Wydaje się, iż czarna seria porażek Jerzyka to już melodia dalekiej przeszłości. Łodzianin, który zanotował w aktualnym sezonie 9 porażek z rzędu, wreszcie powraca do formy sprzed roku. W ubiegłorocznych występach na londyńskich trawiastych kortach, doszedł aż do półfinału, w którym to musiał uznać wyższość Andy’ego Murraya. Dzisiejsza wygrana z Australijczykiem jest kolejnym krokiem w stronę powtórzenia wyniku z ubiegłego roku.
Pierwszy w karierze pojedynek dwóch tenisistów stopniowo zamieniał się w horror. Świetna gra Janowicza w inauguracyjnej partii, która rozpoczęła się we czwartek wlała nadzieje w polskie serca, na szybki, trzysetowy triumf. Polak jako pierwszy został przełamany przez swojego rywala, lecz rewanż przyszedł z podwojoną siłą. Jurek przy stanie 3:5 zdobył 4 gemy z rzędu i wrzucił do swojej kieszeni partię otwarcia.
Przy stanie 4:4 w secie drugim, nad wimbledońskim kortem rozpoczął się deszczowy koncert, nie pozwalając zawodnikom na dokończenie rywalizacji. Mecz został wznowiony następnego dnia. Świetny start zaliczył łodzianin, który najpierw przełamał rywala, a następnie utrzymał podanie i jedną nogą znajdował się już w III rundzie wielkoszlemowego turnieju.
Utytułowany Hewitt nie potrafił znaleźć sposobu na świetnie serwującego i poruszającego się na trawie Polaka. W trzecim secie o wyniku rywalizacji zadecydował tie-break, w którym lider polskiej reprezentacji miał już piłki meczowe. „Niewykorzystane akcje się mszczą” – mimo, iż jest to piłkarskie porzekadło, celnie oddaje sytuację na korcie. Były nr 1 światowego rankingu wykorzystał nieskuteczność swojego rywala i trzecia partia po dwóch setbolach padła jego łupem.
Kolejny set, to znów wyrównana gra obu tenisistów, o której rezultacie zadecydowało przełamanie w 7. gemie.
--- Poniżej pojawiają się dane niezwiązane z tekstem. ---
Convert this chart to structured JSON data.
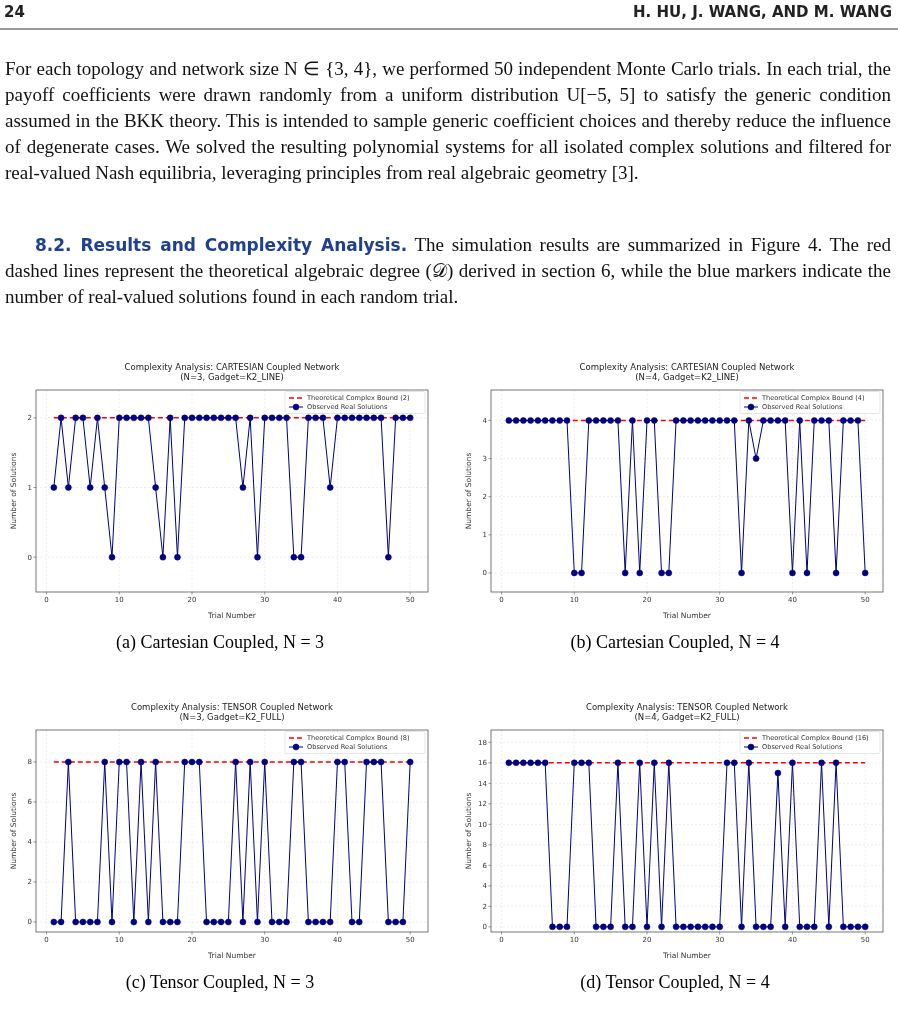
{
  "chart_data": [
    {
      "type": "line",
      "title": "Complexity Analysis: CARTESIAN Coupled Network\n(N=3, Gadget=K2_LINE)",
      "xlabel": "Trial Number",
      "ylabel": "Number of Solutions",
      "x": [
        1,
        2,
        3,
        4,
        5,
        6,
        7,
        8,
        9,
        10,
        11,
        12,
        13,
        14,
        15,
        16,
        17,
        18,
        19,
        20,
        21,
        22,
        23,
        24,
        25,
        26,
        27,
        28,
        29,
        30,
        31,
        32,
        33,
        34,
        35,
        36,
        37,
        38,
        39,
        40,
        41,
        42,
        43,
        44,
        45,
        46,
        47,
        48,
        49,
        50
      ],
      "series": [
        {
          "name": "Observed Real Solutions",
          "color": "#000080",
          "values": [
            1,
            2,
            1,
            2,
            2,
            1,
            2,
            1,
            0,
            2,
            2,
            2,
            2,
            2,
            1,
            0,
            2,
            0,
            2,
            2,
            2,
            2,
            2,
            2,
            2,
            2,
            1,
            2,
            0,
            2,
            2,
            2,
            2,
            0,
            0,
            2,
            2,
            2,
            1,
            2,
            2,
            2,
            2,
            2,
            2,
            2,
            0,
            2,
            2,
            2
          ]
        }
      ],
      "ref_lines": [
        {
          "axis": "y",
          "value": 2,
          "label": "Theoretical Complex Bound (2)",
          "color": "#ff0000",
          "line_style": "dashed"
        }
      ],
      "xlim": [
        -1.45,
        52.45
      ],
      "xticks": [
        0,
        10,
        20,
        30,
        40,
        50
      ],
      "ylim": [
        -0.5,
        2.4
      ],
      "yticks": [
        0,
        1,
        2
      ],
      "grid": true,
      "legend": "top right",
      "marker": "circle",
      "annotations": [
        "24",
        "H. HU, J. WANG, AND M. WANG",
        "For each topology and network size N ∈ {3, 4}, we performed 50 independent Monte Carlo trials. In each trial, the payoff coefficients were drawn randomly from a uniform distribution U[−5, 5] to satisfy the generic condition assumed in the BKK theory. This is intended to sample generic coefficient choices and thereby reduce the influence of degenerate cases. We solved the resulting polynomial systems for all isolated complex solutions and filtered for real-valued Nash equilibria, leveraging principles from real algebraic geometry [3].",
        "8.2. Results and Complexity Analysis.",
        "The simulation results are summarized in Figure 4. The red dashed lines represent the theoretical algebraic degree (𝒟) derived in section 6, while the blue markers indicate the number of real-valued solutions found in each random trial.",
        "(a) Cartesian Coupled, N = 3"
      ]
    },
    {
      "type": "line",
      "title": "Complexity Analysis: CARTESIAN Coupled Network\n(N=4, Gadget=K2_LINE)",
      "xlabel": "Trial Number",
      "ylabel": "Number of Solutions",
      "x": [
        1,
        2,
        3,
        4,
        5,
        6,
        7,
        8,
        9,
        10,
        11,
        12,
        13,
        14,
        15,
        16,
        17,
        18,
        19,
        20,
        21,
        22,
        23,
        24,
        25,
        26,
        27,
        28,
        29,
        30,
        31,
        32,
        33,
        34,
        35,
        36,
        37,
        38,
        39,
        40,
        41,
        42,
        43,
        44,
        45,
        46,
        47,
        48,
        49,
        50
      ],
      "series": [
        {
          "name": "Observed Real Solutions",
          "color": "#000080",
          "values": [
            4,
            4,
            4,
            4,
            4,
            4,
            4,
            4,
            4,
            0,
            0,
            4,
            4,
            4,
            4,
            4,
            0,
            4,
            0,
            4,
            4,
            0,
            0,
            4,
            4,
            4,
            4,
            4,
            4,
            4,
            4,
            4,
            0,
            4,
            3,
            4,
            4,
            4,
            4,
            0,
            4,
            0,
            4,
            4,
            4,
            0,
            4,
            4,
            4,
            0
          ]
        }
      ],
      "ref_lines": [
        {
          "axis": "y",
          "value": 4,
          "label": "Theoretical Complex Bound (4)",
          "color": "#ff0000",
          "line_style": "dashed"
        }
      ],
      "xlim": [
        -1.45,
        52.45
      ],
      "xticks": [
        0,
        10,
        20,
        30,
        40,
        50
      ],
      "ylim": [
        -0.5,
        4.8
      ],
      "yticks": [
        0,
        1,
        2,
        3,
        4
      ],
      "grid": true,
      "legend": "top right",
      "marker": "circle",
      "annotations": [
        "(b) Cartesian Coupled, N = 4"
      ]
    },
    {
      "type": "line",
      "title": "Complexity Analysis: TENSOR Coupled Network\n(N=3, Gadget=K2_FULL)",
      "xlabel": "Trial Number",
      "ylabel": "Number of Solutions",
      "x": [
        1,
        2,
        3,
        4,
        5,
        6,
        7,
        8,
        9,
        10,
        11,
        12,
        13,
        14,
        15,
        16,
        17,
        18,
        19,
        20,
        21,
        22,
        23,
        24,
        25,
        26,
        27,
        28,
        29,
        30,
        31,
        32,
        33,
        34,
        35,
        36,
        37,
        38,
        39,
        40,
        41,
        42,
        43,
        44,
        45,
        46,
        47,
        48,
        49,
        50
      ],
      "series": [
        {
          "name": "Observed Real Solutions",
          "color": "#000080",
          "values": [
            0,
            0,
            8,
            0,
            0,
            0,
            0,
            8,
            0,
            8,
            8,
            0,
            8,
            0,
            8,
            0,
            0,
            0,
            8,
            8,
            8,
            0,
            0,
            0,
            0,
            8,
            0,
            8,
            0,
            8,
            0,
            0,
            0,
            8,
            8,
            0,
            0,
            0,
            0,
            8,
            8,
            0,
            0,
            8,
            8,
            8,
            0,
            0,
            0,
            8
          ]
        }
      ],
      "ref_lines": [
        {
          "axis": "y",
          "value": 8,
          "label": "Theoretical Complex Bound (8)",
          "color": "#ff0000",
          "line_style": "dashed"
        }
      ],
      "xlim": [
        -1.45,
        52.45
      ],
      "xticks": [
        0,
        10,
        20,
        30,
        40,
        50
      ],
      "ylim": [
        -0.5,
        9.6
      ],
      "yticks": [
        0,
        2,
        4,
        6,
        8
      ],
      "grid": true,
      "legend": "top right",
      "marker": "circle",
      "annotations": [
        "(c) Tensor Coupled, N = 3"
      ]
    },
    {
      "type": "line",
      "title": "Complexity Analysis: TENSOR Coupled Network\n(N=4, Gadget=K2_FULL)",
      "xlabel": "Trial Number",
      "ylabel": "Number of Solutions",
      "x": [
        1,
        2,
        3,
        4,
        5,
        6,
        7,
        8,
        9,
        10,
        11,
        12,
        13,
        14,
        15,
        16,
        17,
        18,
        19,
        20,
        21,
        22,
        23,
        24,
        25,
        26,
        27,
        28,
        29,
        30,
        31,
        32,
        33,
        34,
        35,
        36,
        37,
        38,
        39,
        40,
        41,
        42,
        43,
        44,
        45,
        46,
        47,
        48,
        49,
        50
      ],
      "series": [
        {
          "name": "Observed Real Solutions",
          "color": "#000080",
          "values": [
            16,
            16,
            16,
            16,
            16,
            16,
            0,
            0,
            0,
            16,
            16,
            16,
            0,
            0,
            0,
            16,
            0,
            0,
            16,
            0,
            16,
            0,
            16,
            0,
            0,
            0,
            0,
            0,
            0,
            0,
            16,
            16,
            0,
            16,
            0,
            0,
            0,
            15,
            0,
            16,
            0,
            0,
            0,
            16,
            0,
            16,
            0,
            0,
            0,
            0
          ]
        }
      ],
      "ref_lines": [
        {
          "axis": "y",
          "value": 16,
          "label": "Theoretical Complex Bound (16)",
          "color": "#ff0000",
          "line_style": "dashed"
        }
      ],
      "xlim": [
        -1.45,
        52.45
      ],
      "xticks": [
        0,
        10,
        20,
        30,
        40,
        50
      ],
      "ylim": [
        -0.5,
        19.2
      ],
      "yticks": [
        0,
        2,
        4,
        6,
        8,
        10,
        12,
        14,
        16,
        18
      ],
      "grid": true,
      "legend": "top right",
      "marker": "circle",
      "annotations": [
        "(d) Tensor Coupled, N = 4"
      ]
    }
  ]
}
Autorem tego kluczowego break pointa był Hewitt, który nie pozwolił młodszemu przeciwnikowi na re-breaka. Set czwarty wpadł na konto Australijczyka.
5:1 – taki rezultat pojawił się w pewnym momencie piątego seta na tablicy wyników. Większa cyfra znajdowała się przy nazwisku Polaka i już tylko jeden gem dzielił 23-latka od pierwszego triumfu nad tenisistą z Australii. Co prawda, Hewitt zdołał zanotować jeszcze jedno przełamanie, ale to po 9. gemie, którego Polak wygrał „na sucho”, Australijczyk musiał pogratulować mu zwycięstwa.
Na łodzianina w III rundzie Wimbledonu czeka już Hiszpan Tommy Robredo.